SeaStar Medical Provides Updates on Enrollment of Adult Pivotal Clinical Study and Commercial Launch of Quelimmune, FDA-Approved in Pediatric Patients
DENVER, March 12, 2024 (GLOBE NEWSWIRE) -- SeaStar Medical Holding Corporation (Nasdaq: ICU), a commercial stage medical device company developing proprietary solutions to reduce the consequences of hyperinflammation on vital organs, provides updates on the acute kidney injury (AKI) programs it is developing with its patented, first-to-market, cell-directed Selective Cytopheretic Device (SCD) extracorporeal therapy in critically ill patients with AKI.

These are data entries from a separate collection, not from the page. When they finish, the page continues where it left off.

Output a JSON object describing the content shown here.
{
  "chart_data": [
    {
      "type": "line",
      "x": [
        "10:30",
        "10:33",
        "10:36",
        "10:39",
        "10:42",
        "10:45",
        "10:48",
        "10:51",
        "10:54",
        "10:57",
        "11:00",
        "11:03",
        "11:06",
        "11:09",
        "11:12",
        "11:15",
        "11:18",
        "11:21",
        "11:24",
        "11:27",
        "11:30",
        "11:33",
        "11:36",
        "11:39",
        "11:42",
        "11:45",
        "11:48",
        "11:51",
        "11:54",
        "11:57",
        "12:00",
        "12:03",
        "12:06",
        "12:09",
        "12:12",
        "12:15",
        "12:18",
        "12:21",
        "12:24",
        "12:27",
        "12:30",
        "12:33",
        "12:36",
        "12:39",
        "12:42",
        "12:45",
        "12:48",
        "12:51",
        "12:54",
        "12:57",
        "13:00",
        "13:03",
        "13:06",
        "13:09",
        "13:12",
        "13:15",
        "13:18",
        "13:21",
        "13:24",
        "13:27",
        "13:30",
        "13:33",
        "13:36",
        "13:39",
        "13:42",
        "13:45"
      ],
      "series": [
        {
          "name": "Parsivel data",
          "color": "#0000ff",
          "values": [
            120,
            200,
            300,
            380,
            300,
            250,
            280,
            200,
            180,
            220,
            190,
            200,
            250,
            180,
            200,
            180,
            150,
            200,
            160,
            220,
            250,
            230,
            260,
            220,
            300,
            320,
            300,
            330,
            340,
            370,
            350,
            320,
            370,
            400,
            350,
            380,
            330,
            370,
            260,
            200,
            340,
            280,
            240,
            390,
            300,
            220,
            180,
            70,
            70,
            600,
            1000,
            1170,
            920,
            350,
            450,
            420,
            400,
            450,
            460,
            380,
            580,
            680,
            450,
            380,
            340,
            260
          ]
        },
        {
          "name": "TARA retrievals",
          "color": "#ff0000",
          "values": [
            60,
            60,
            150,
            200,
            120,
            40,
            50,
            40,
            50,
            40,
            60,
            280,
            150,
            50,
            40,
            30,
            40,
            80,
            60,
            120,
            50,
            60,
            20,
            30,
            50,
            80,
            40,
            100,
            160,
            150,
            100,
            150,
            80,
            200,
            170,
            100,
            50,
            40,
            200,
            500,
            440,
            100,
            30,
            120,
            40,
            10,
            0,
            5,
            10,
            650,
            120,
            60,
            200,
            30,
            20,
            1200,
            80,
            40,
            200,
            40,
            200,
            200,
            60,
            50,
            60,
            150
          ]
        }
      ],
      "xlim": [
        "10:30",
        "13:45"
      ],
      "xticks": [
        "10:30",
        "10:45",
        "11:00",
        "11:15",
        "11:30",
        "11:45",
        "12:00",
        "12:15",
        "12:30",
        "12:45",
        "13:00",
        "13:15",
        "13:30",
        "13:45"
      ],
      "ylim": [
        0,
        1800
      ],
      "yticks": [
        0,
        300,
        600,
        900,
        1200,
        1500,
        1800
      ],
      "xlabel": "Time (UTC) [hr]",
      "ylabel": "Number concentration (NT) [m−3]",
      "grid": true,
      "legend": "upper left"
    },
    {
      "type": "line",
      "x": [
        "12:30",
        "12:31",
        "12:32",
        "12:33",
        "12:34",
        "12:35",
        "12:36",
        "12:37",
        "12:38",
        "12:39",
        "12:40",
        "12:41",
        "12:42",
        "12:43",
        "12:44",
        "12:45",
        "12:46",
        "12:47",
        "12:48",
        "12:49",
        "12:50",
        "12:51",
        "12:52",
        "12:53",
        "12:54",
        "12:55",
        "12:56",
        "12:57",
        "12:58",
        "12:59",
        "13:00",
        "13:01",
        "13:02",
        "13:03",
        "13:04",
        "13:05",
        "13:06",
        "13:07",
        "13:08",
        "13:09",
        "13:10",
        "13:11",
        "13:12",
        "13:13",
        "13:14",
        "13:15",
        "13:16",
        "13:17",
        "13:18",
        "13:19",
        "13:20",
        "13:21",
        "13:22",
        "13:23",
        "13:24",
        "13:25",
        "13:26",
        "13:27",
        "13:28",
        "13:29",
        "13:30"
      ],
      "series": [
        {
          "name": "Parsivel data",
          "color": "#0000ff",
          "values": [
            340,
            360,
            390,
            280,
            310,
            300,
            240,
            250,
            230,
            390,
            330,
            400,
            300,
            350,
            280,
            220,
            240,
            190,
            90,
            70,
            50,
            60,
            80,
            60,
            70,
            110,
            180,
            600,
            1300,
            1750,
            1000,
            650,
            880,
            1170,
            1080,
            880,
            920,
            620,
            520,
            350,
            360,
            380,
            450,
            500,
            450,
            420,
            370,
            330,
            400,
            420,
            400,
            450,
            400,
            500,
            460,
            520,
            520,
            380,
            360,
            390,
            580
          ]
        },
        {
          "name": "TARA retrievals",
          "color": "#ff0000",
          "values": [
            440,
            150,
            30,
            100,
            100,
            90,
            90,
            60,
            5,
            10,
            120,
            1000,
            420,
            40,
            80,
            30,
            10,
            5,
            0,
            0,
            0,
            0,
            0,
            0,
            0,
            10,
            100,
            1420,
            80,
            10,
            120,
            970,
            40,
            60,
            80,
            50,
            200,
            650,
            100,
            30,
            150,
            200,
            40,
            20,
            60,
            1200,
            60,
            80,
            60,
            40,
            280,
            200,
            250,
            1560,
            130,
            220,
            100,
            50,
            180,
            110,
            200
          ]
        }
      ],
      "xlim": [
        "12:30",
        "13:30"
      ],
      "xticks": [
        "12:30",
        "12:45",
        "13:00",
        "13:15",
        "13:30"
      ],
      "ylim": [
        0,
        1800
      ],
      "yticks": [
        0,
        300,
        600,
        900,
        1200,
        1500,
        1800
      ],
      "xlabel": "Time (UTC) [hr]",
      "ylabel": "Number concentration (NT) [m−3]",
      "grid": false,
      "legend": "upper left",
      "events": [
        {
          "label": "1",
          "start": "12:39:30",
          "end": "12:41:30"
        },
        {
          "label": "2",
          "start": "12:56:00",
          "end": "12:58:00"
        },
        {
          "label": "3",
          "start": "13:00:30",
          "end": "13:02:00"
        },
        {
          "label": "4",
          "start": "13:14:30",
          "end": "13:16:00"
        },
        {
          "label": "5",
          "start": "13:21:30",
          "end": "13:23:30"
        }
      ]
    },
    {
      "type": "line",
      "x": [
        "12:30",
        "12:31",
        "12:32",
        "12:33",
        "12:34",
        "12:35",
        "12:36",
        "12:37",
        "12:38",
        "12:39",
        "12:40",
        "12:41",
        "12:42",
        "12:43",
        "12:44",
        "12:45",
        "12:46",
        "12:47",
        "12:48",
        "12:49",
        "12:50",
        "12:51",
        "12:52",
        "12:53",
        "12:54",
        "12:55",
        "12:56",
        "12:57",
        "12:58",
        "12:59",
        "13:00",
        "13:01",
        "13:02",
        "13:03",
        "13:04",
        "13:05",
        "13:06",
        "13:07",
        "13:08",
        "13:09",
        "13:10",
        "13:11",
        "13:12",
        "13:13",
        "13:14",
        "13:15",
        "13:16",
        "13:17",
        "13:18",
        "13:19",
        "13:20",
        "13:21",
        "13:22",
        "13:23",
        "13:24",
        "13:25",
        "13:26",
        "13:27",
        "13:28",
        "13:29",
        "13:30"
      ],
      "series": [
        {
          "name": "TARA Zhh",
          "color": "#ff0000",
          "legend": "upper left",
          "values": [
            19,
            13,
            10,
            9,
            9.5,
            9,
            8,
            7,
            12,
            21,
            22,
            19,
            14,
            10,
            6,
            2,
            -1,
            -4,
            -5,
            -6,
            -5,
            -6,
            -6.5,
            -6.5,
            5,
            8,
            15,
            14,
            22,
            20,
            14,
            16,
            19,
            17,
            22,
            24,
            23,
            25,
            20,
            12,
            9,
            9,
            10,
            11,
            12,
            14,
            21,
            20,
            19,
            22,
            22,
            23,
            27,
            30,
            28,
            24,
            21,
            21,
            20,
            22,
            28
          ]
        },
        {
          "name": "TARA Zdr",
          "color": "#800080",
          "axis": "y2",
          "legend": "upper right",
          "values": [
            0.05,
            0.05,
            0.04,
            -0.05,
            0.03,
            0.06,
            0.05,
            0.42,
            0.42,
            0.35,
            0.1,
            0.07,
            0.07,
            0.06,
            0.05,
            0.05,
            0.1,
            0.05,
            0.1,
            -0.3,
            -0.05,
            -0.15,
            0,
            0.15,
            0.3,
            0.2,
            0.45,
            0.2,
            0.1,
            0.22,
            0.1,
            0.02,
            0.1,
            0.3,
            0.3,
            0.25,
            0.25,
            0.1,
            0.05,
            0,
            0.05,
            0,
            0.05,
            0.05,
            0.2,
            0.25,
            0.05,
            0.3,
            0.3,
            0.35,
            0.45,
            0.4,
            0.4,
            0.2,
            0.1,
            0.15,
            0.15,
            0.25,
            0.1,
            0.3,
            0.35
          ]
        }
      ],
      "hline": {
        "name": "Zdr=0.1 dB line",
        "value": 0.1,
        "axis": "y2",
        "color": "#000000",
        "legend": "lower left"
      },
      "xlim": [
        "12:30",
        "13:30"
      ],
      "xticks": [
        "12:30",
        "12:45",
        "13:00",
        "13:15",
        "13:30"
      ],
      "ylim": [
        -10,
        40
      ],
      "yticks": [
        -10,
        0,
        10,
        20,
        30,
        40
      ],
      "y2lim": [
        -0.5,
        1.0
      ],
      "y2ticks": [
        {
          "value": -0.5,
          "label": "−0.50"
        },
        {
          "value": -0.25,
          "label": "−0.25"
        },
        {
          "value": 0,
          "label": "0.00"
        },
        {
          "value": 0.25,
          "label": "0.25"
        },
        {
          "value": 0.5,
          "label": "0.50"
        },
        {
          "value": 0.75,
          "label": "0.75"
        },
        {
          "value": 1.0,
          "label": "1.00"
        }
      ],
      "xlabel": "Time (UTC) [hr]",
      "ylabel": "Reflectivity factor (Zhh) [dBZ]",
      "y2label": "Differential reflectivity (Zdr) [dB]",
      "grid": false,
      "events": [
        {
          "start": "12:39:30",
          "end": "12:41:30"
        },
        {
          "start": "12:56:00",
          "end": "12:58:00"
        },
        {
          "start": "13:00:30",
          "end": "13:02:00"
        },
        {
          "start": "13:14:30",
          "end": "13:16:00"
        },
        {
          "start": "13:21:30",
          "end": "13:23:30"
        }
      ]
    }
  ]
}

- “We now have 21 subjects enrolled across five clinical sites in our NEUTRALIZE-AKI pivotal clinical trial, which is intended to evaluate the safety and efficacy of our SCD in adult AKI patients.
- Additional sites are progressing through the site activation and contract completion process,” said Kevin Chung, MD, Chief Medical Officer of SeaStar Medical.
- “We expect the pace of enrollment will accelerate as more medical centers come onboard.
- With the Approval Order, SeaStar Medical can build Quelimmune Clinical Kits into inventory in parallel to the hospital approvals process.